Do you use sunscreen?  If not, you aren't as crazy as those anti-science hippies who are trying to give their kids smallpox or starve poor nations, but you are not exactly up on the literature of the last 30 years either.

However, you may be no worse off, especially if you are a woman who might like to keep her uterus working. The uterus - that special place where a baby grows(1) when a woman gets pregnant - can sometimes have its tissue misplaced.  That's called endometriosis and it is when the tissue that normally lines the uterus is instead growing somewhere else. It can lead to heavy periods and even infertility.  While researchers know what it is, they don't really know why it happens.
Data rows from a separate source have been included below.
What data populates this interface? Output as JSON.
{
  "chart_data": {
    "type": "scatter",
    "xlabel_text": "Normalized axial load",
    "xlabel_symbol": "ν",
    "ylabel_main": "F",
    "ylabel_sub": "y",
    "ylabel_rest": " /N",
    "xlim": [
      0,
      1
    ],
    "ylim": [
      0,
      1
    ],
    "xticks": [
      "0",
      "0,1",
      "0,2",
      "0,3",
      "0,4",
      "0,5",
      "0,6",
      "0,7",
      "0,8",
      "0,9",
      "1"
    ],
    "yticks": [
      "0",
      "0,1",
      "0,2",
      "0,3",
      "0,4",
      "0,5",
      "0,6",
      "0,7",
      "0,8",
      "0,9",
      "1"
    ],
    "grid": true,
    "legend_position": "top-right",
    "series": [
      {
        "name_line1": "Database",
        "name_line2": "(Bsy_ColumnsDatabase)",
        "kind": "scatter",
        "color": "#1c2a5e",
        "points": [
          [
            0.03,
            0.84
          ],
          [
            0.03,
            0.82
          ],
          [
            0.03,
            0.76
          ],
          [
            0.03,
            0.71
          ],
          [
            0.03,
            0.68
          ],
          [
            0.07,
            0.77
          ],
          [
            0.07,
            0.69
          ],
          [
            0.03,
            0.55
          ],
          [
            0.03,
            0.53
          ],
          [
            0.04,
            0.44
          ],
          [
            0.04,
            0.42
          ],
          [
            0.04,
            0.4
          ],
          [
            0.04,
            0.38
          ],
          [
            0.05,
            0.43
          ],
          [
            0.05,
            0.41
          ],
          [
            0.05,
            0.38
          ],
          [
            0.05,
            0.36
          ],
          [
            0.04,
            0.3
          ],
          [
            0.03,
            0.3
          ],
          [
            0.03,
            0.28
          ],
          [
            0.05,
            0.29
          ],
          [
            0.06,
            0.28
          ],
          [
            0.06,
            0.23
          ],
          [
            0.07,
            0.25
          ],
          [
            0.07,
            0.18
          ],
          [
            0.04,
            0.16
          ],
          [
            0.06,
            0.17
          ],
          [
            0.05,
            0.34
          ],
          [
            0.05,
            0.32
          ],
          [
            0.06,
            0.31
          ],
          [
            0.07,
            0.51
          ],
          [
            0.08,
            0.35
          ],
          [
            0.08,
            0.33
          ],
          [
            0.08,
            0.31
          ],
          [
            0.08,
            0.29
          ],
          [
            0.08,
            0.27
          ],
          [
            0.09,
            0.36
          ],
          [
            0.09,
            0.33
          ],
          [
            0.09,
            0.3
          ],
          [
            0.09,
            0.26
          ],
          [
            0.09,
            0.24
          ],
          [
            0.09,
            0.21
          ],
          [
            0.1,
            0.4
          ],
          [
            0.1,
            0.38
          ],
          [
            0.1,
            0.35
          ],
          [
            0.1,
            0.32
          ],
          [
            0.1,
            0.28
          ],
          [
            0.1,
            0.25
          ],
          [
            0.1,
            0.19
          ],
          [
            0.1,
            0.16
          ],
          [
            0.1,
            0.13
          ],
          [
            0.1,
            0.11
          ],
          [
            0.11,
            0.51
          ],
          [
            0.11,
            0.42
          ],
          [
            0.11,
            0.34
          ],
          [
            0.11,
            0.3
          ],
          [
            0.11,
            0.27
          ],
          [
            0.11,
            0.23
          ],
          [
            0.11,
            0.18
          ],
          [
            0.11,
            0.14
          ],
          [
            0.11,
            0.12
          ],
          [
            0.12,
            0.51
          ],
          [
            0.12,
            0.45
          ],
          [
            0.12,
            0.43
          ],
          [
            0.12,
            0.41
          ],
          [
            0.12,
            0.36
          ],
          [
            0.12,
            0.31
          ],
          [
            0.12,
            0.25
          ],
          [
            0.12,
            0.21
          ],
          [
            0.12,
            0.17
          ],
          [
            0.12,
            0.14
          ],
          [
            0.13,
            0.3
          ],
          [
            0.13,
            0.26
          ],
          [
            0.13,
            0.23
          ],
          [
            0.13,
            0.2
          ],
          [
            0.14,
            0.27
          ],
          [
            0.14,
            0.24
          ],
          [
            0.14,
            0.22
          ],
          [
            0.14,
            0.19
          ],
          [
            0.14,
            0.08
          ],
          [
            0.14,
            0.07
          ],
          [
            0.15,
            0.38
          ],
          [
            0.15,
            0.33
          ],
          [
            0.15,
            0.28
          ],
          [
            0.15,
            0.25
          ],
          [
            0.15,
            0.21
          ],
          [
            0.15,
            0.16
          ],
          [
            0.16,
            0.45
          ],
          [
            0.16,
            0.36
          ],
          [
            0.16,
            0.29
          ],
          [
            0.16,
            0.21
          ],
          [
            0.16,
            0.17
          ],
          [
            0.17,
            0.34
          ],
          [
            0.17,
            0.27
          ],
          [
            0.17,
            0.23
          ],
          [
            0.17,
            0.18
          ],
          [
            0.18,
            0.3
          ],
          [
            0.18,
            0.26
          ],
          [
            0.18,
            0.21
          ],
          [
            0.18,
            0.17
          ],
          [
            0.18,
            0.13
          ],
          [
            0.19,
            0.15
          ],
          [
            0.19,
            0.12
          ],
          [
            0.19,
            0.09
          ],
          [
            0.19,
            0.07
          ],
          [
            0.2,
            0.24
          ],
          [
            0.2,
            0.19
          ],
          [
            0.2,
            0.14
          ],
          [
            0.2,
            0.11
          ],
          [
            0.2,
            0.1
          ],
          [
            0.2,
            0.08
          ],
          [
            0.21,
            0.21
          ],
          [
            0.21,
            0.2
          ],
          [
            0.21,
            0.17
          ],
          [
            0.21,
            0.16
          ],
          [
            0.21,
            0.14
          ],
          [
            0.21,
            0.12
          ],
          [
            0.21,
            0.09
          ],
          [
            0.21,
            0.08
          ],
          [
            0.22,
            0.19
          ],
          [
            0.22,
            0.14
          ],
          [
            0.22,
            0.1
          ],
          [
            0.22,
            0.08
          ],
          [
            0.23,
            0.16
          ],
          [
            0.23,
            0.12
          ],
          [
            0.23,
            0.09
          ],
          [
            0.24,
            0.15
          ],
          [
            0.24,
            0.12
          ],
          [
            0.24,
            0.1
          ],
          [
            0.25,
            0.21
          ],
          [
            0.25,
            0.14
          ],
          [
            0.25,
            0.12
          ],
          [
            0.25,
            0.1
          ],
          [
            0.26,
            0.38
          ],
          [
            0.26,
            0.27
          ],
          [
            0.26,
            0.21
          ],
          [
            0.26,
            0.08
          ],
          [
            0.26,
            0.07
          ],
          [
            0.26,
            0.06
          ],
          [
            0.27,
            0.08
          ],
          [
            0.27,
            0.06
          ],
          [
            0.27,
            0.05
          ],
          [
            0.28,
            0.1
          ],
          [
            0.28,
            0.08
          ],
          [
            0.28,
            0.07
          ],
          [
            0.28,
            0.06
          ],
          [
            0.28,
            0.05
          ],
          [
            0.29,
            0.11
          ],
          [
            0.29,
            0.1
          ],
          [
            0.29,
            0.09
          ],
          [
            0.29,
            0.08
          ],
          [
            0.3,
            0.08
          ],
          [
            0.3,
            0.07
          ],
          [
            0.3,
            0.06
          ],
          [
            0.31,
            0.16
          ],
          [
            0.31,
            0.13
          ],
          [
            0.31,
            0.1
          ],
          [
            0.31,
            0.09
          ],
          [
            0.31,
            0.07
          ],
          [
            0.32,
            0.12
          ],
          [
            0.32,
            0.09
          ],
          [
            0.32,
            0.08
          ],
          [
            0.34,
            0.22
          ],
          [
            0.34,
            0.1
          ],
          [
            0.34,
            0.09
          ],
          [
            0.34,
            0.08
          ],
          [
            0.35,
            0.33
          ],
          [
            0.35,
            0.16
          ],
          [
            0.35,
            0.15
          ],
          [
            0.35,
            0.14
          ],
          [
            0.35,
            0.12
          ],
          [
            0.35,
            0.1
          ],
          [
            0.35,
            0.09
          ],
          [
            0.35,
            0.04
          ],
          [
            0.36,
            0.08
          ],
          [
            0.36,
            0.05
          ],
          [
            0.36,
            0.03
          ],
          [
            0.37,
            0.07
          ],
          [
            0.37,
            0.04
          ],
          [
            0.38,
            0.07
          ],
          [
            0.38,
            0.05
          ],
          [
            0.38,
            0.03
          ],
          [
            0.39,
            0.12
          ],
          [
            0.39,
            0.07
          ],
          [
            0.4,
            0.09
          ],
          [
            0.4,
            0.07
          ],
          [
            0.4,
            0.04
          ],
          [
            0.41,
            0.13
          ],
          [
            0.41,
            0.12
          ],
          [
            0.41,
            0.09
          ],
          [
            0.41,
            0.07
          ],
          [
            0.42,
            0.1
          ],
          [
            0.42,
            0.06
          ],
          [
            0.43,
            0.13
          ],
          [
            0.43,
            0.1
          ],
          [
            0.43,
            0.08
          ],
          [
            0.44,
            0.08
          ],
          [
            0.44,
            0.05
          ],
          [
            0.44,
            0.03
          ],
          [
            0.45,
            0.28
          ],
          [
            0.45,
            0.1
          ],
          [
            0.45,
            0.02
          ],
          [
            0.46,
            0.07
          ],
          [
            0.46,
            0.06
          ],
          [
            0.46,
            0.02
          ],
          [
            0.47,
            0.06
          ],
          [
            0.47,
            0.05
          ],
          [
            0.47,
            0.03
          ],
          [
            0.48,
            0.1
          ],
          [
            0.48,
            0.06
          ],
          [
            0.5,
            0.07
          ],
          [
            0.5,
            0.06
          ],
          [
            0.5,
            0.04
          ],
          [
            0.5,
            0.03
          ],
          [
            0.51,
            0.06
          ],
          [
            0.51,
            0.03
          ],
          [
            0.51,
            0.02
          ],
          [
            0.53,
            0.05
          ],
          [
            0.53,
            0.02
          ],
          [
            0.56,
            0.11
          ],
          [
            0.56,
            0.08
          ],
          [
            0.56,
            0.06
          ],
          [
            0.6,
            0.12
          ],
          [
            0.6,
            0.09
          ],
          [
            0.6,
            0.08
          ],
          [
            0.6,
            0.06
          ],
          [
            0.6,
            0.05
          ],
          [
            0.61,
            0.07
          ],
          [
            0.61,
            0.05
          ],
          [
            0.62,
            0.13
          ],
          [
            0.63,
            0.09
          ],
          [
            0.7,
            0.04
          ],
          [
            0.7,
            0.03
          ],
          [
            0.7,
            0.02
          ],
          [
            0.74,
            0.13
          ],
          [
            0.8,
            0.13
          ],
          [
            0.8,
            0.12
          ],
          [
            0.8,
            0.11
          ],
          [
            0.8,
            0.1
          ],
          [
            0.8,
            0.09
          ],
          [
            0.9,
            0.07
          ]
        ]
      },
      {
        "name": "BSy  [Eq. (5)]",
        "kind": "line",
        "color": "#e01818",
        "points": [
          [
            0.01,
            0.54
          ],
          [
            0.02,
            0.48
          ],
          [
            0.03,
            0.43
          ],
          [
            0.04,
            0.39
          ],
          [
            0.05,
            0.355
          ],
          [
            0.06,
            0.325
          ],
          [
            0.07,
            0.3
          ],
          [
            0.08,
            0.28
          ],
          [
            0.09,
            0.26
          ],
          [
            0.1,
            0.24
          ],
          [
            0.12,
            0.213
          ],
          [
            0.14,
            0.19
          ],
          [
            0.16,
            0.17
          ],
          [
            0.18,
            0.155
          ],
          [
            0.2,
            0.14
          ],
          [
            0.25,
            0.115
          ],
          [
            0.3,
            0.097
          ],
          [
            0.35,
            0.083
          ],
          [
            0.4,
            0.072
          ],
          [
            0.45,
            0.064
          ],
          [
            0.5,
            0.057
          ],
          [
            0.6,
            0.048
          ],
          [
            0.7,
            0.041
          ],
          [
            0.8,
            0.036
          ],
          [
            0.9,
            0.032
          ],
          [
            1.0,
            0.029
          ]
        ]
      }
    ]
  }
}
But they think they may have one reason why. Endometriotic lesions have been correlated to estrogen levels so researchers recently investigated endometriosis instances related to endocrine-disrupting compounds, including the benzophenone-containing compounds in...sunscreens. Yes, sunscreen, the stuff we are all told to slather on lest we get skin cancer.

They used urine samples from 625 women.  They found that women with higher concentrations of the sunscreen agent 2,4-dihydroxybenzophenone, had a significantly greater rate of endometriosis than those with low concentrations.  There was no connection with other compounds.

Correlation in this case is really, really not causation so no one should throw out their sunscreen and sunbathe naked just yet. It may just be better not to spend a lot of time in the sun if you can avoid it.

Citation: Tatsuya Kunisue, Zhen Chen, Germaine Buck Louis, Rajeshwari Sundaram, Mary Hediger, Liping Sun, and Kurunthachalam Kannan, 'Urinary Concentrations of Benzophenone-type UV Filters in US Women and Their Association with Endometriosis', Environ. Sci. Technol., Just Accepted Manuscript DOI: 10.1021/es204415a

H/T Sunscreen Compound Linked To Endometriosis by Janet Pelley Chemical&Engineering News

NOTE:

(1) Sorry, fetus. I think only Republican women get pregnant with babies?